HOW AGENDA 2000 UNDERESTIMATES SCALE OF CHANGE
More radical reform of the EU dairy regime is needed than
Agenda 2000 proposals suggest. Suzie Horne finds out
whats facing the industry
AGENDA 2000, published by the EU Commission in July 1997, pointed the way for future CAP reform. Its contents have now been broadly agreed by the Council of Ministers, whose next step is to produce formal proposals early this year.
These are expected to closely resemble the Agenda 2000 options, with quotas continuing until at least 2006 at their present level. A dairy cow premium totalling around £150 a head is also likely, along with a cut in support prices of 10% over five years and some changes to the organisation of the common market for dairy products.
However, many observers are already saying that these reforms will not go far enough because they fail to take into account the requirement for change which the next round of the World Trade Organisation talks will bring.
These talks are due to start next year and run until 2003. "Agenda 2000 glosses over the likely impact of the WTO and the amount by which it will force us to change," says consultant Antony Oliphant of the Laurence Gould Partnership.
"There will have to be a more radical reform than Agenda 2000 suggests," he says. "It would make no sense to do a wholesale reform now only to have to do another one in three years time."
Mr Oliphant thinks that because of the inevitable increased access to our dairy market as a result of the next WTO agreement, quotas will be an ineffective mechanism for supporting milk prices and dairy farm incomes.
"Milk is a basic product with a mature market. The only way to maintain profit in the face of greater competition is to produce more product at a finer margin. Quotas will restrict this response."
While stopping short of predicting their removal, Mr Oliphant sees the likelihood of some "serious tinkering" with quotas. The shackles of quota may be removed from larger producers for at least part of their production in return for taking lower or no headage support.
"Smaller producers may become more extensive and have their quota reduced in return for increased headage payments." This may fit in with the aim of decoupling production from support, and help to keep more smaller producers on the land. While rural depopulation may not be viewed as a problem in the UK, it is taken very seriously in some regions of France.
Agenda 2000 does allow for some modulation, whereby there may be a cash or headage limit to overall support. Because of anticipated difficulties in agreeing how to implement it at farm level, this would be left to member states to decide; a form of repatriation of farm support.
This will not necessarily be a bad thing for UK dairy producers, "A lot of businesses can survive change provided that it is not too rapid. In many other countries they may not have had time or the ability to grow because quotas are not tradeable to the extent that they are in the UK.
"Larger UK dairy producers are very efficient and many are in a position to survive and expand in the post WTO era," maintains Mr Oliphant.
"If quota restrictions are relaxed, then expansion costs will come down proportionately. However, lower production controls would also increase the volatility of milk prices and profits."
Mr Oliphant sees expansion and/or intensification as the key to survival for most producers, provided this can be achieved by sourcing quota at a cost the business can realistically afford – this is too often a stumbling block.

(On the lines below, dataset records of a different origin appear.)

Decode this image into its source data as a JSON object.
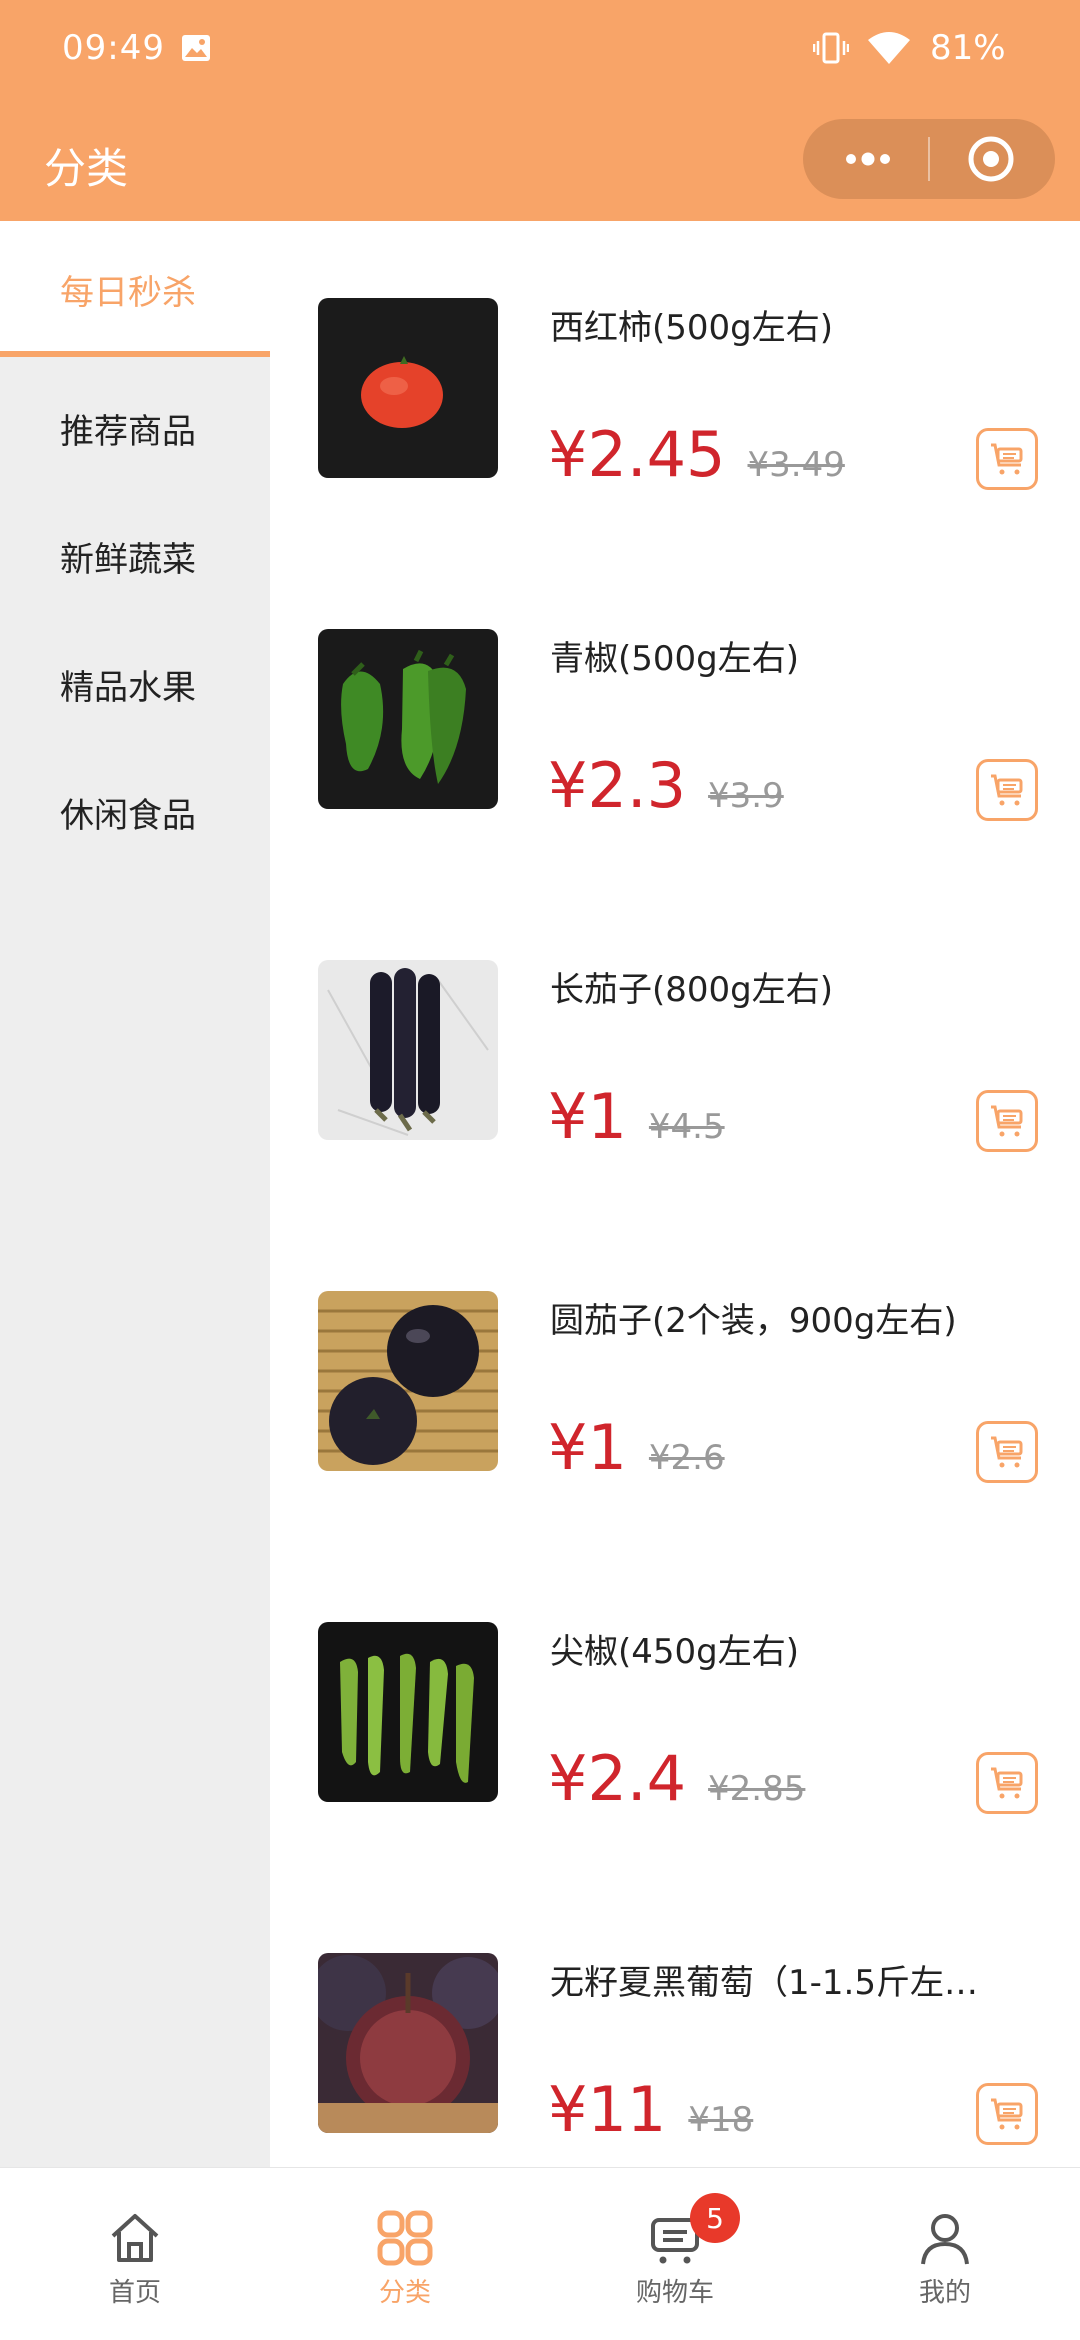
{
  "status_bar": {
    "time": "09:49",
    "battery": "81%",
    "icons": [
      "gallery-icon",
      "vibrate-icon",
      "wifi-icon"
    ]
  },
  "nav": {
    "title": "分类",
    "capsule_icons": [
      "more-icon",
      "target-icon"
    ]
  },
  "colors": {
    "brand": "#f8a468",
    "price": "#d0252c",
    "badge": "#e8392a",
    "sidebar_bg": "#eeeeee"
  },
  "sidebar": {
    "items": [
      {
        "label": "每日秒杀",
        "active": true
      },
      {
        "label": "推荐商品",
        "active": false
      },
      {
        "label": "新鲜蔬菜",
        "active": false
      },
      {
        "label": "精品水果",
        "active": false
      },
      {
        "label": "休闲食品",
        "active": false
      }
    ]
  },
  "products": [
    {
      "name": "西红柿(500g左右)",
      "price": "¥2.45",
      "old_price": "¥3.49",
      "image": "tomato"
    },
    {
      "name": "青椒(500g左右)",
      "price": "¥2.3",
      "old_price": "¥3.9",
      "image": "green-pepper"
    },
    {
      "name": "长茄子(800g左右)",
      "price": "¥1",
      "old_price": "¥4.5",
      "image": "long-eggplant"
    },
    {
      "name": "圆茄子(2个装，900g左右)",
      "price": "¥1",
      "old_price": "¥2.6",
      "image": "round-eggplant"
    },
    {
      "name": "尖椒(450g左右)",
      "price": "¥2.4",
      "old_price": "¥2.85",
      "image": "chili-pepper"
    },
    {
      "name": "无籽夏黑葡萄（1-1.5斤左…",
      "price": "¥11",
      "old_price": "¥18",
      "image": "black-grape"
    }
  ],
  "tabbar": {
    "items": [
      {
        "label": "首页",
        "icon": "home-icon",
        "active": false
      },
      {
        "label": "分类",
        "icon": "category-icon",
        "active": true
      },
      {
        "label": "购物车",
        "icon": "cart-icon",
        "active": false,
        "badge": "5"
      },
      {
        "label": "我的",
        "icon": "user-icon",
        "active": false
      }
    ]
  }
}
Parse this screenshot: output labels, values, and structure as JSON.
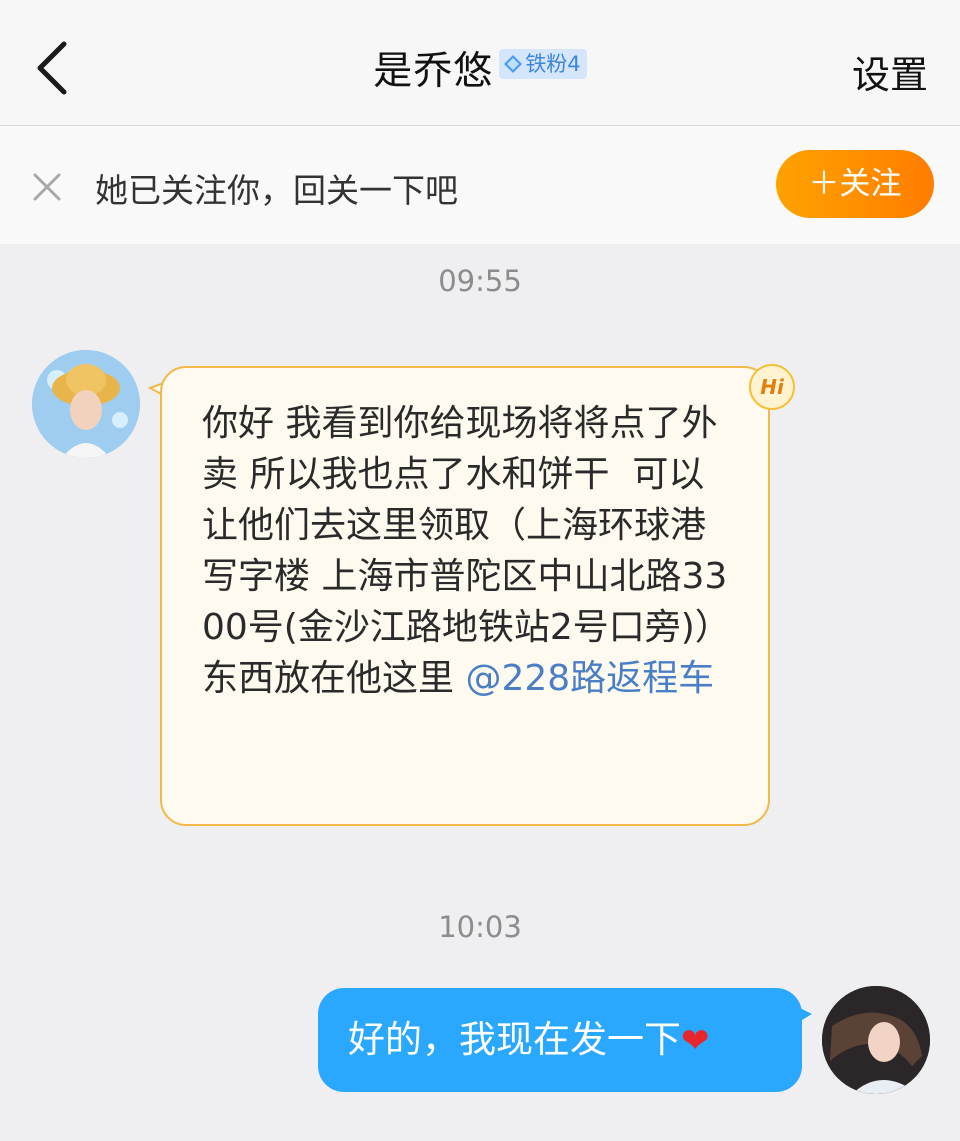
{
  "header": {
    "title": "是乔悠",
    "badge_label": "铁粉4",
    "settings_label": "设置"
  },
  "follow_prompt": {
    "text": "她已关注你，回关一下吧",
    "button_label": "＋关注"
  },
  "messages": [
    {
      "timestamp": "09:55",
      "direction": "incoming",
      "text": "你好 我看到你给现场将将点了外卖 所以我也点了水和饼干  可以让他们去这里领取（上海环球港写字楼 上海市普陀区中山北路3300号(金沙江路地铁站2号口旁)）\n东西放在他这里 ",
      "mention": "@228路返程车",
      "badge": "Hi"
    },
    {
      "timestamp": "10:03",
      "direction": "outgoing",
      "text": "好的，我现在发一下",
      "emoji": "❤"
    }
  ],
  "colors": {
    "outgoing_bubble": "#2aa8ff",
    "incoming_bubble": "#fefaef",
    "incoming_border": "#f2b94a",
    "follow_button": "#ff8c00",
    "mention": "#4a7fc6"
  }
}
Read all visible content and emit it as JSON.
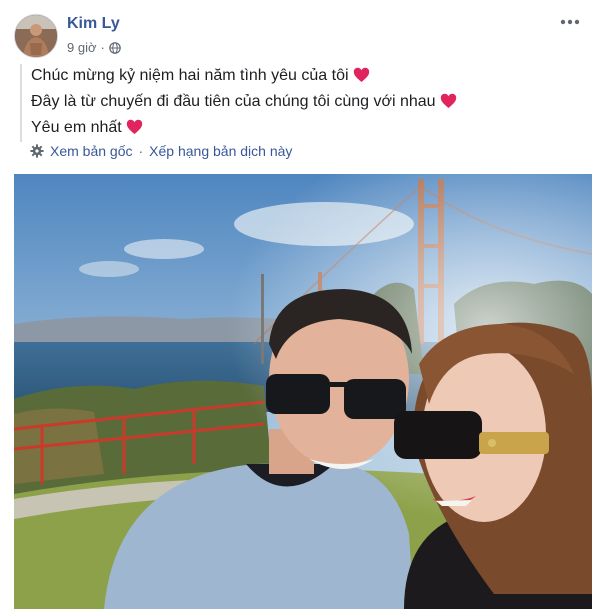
{
  "post": {
    "author": "Kim Ly",
    "time": "9 giờ",
    "privacy_icon": "globe-icon",
    "more_icon": "more-options-icon"
  },
  "translation": {
    "lines": [
      "Chúc mừng kỷ niệm hai năm tình yêu của tôi",
      "Đây là từ chuyến đi đầu tiên của chúng tôi cùng với nhau",
      "Yêu em nhất"
    ],
    "see_original": "Xem bản gốc",
    "separator": "·",
    "rate_translation": "Xếp hạng bản dịch này"
  },
  "colors": {
    "link": "#385898",
    "heart": "#e0245e",
    "meta": "#606770"
  }
}
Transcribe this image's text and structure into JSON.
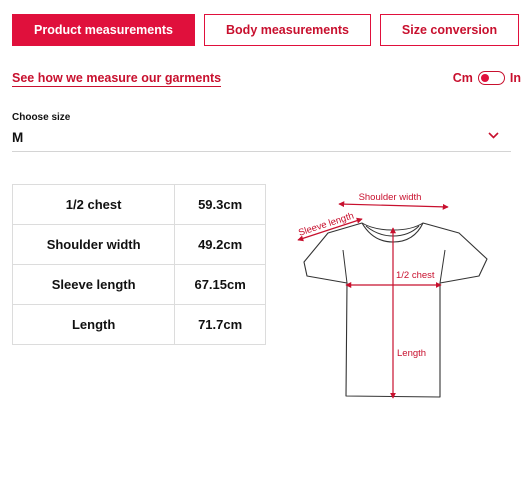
{
  "tabs": [
    {
      "label": "Product measurements",
      "active": true
    },
    {
      "label": "Body measurements",
      "active": false
    },
    {
      "label": "Size conversion",
      "active": false
    }
  ],
  "measure_link": "See how we measure our garments",
  "unit_toggle": {
    "left": "Cm",
    "right": "In",
    "selected": "Cm"
  },
  "size_selector": {
    "label": "Choose size",
    "value": "M"
  },
  "measurements": [
    {
      "name": "1/2 chest",
      "value": "59.3cm"
    },
    {
      "name": "Shoulder width",
      "value": "49.2cm"
    },
    {
      "name": "Sleeve length",
      "value": "67.15cm"
    },
    {
      "name": "Length",
      "value": "71.7cm"
    }
  ],
  "diagram": {
    "shoulder_label": "Shoulder width",
    "sleeve_label": "Sleeve length",
    "chest_label": "1/2 chest",
    "length_label": "Length"
  },
  "colors": {
    "accent": "#e0103c",
    "text": "#111111",
    "border": "#dcdcdc"
  }
}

He advises dairy producers to develop a long-term strategy so that they are looking further ahead than they have been used to doing.
For example, when planning new buildings or other facilities for the herd, do not just think about the next step of expansion, but look beyond it. If a new parlour, cow housing or silage clamp space is being planned, it should be designed so that it can be added to in future.
Cow numbers should be increased to the limits imposed by land and buildings. "The next step should be to increase milk yields by better feeding and breeding. This is the position of most herds.
"Clearly, producing quality forage and cutting overheads are an important part of improving margins."
For those who need to get hold of extra quota to cover a large proportion of production, they should take it when they know it is at a price they can afford, rather than risk losses by gambling on prices falling.
If decoupling or modulation with an element of repatriation are adopted as part of the Agenda 2000 proposals, this will bring a fundamental change in direction for dairy farm support.
Some observers believe that these may be the first moves towards getting rid of quotas altogether and moving dairy production onto a headage based support system.
"One might say that the overall impact of Agenda 2000 will be to allow the better positioned producers to gain more from a freer market and to direct limited support to help smaller farmers and the rural economy generally," says Mr Oliphant.
Agenda 2000 reforms will also have to take account of the expansion of the EU and the increasing requirement from the public for environmental improvements.
EU enlargement brings budget implications and the environmental issues may mean some aspects of support being linked to improvements in this area. The growing costs of the present regime will in any case force a review of dairy and other support, says Mr Oliphant.
A further influence on the profitability and structure of dairy farming will be the introduction of European Monetary Union and the Euro in three stages between Jan 1, 1999 and July 1, 2002. *
Dairy reform could see the introduction of a headagepayment for dairy cows totalling £150 a head a year to compensate for price support cuts.
Antony Oliphant… Agenda 2000 proposals must go further still.
• Extension of quota regime to 2006 at current levels.
• 10% reduction in support prices over five years.
• Headage payments for dairy cows totalling around £150 a head a year
• Changes to simplify common market organisation for dairy products.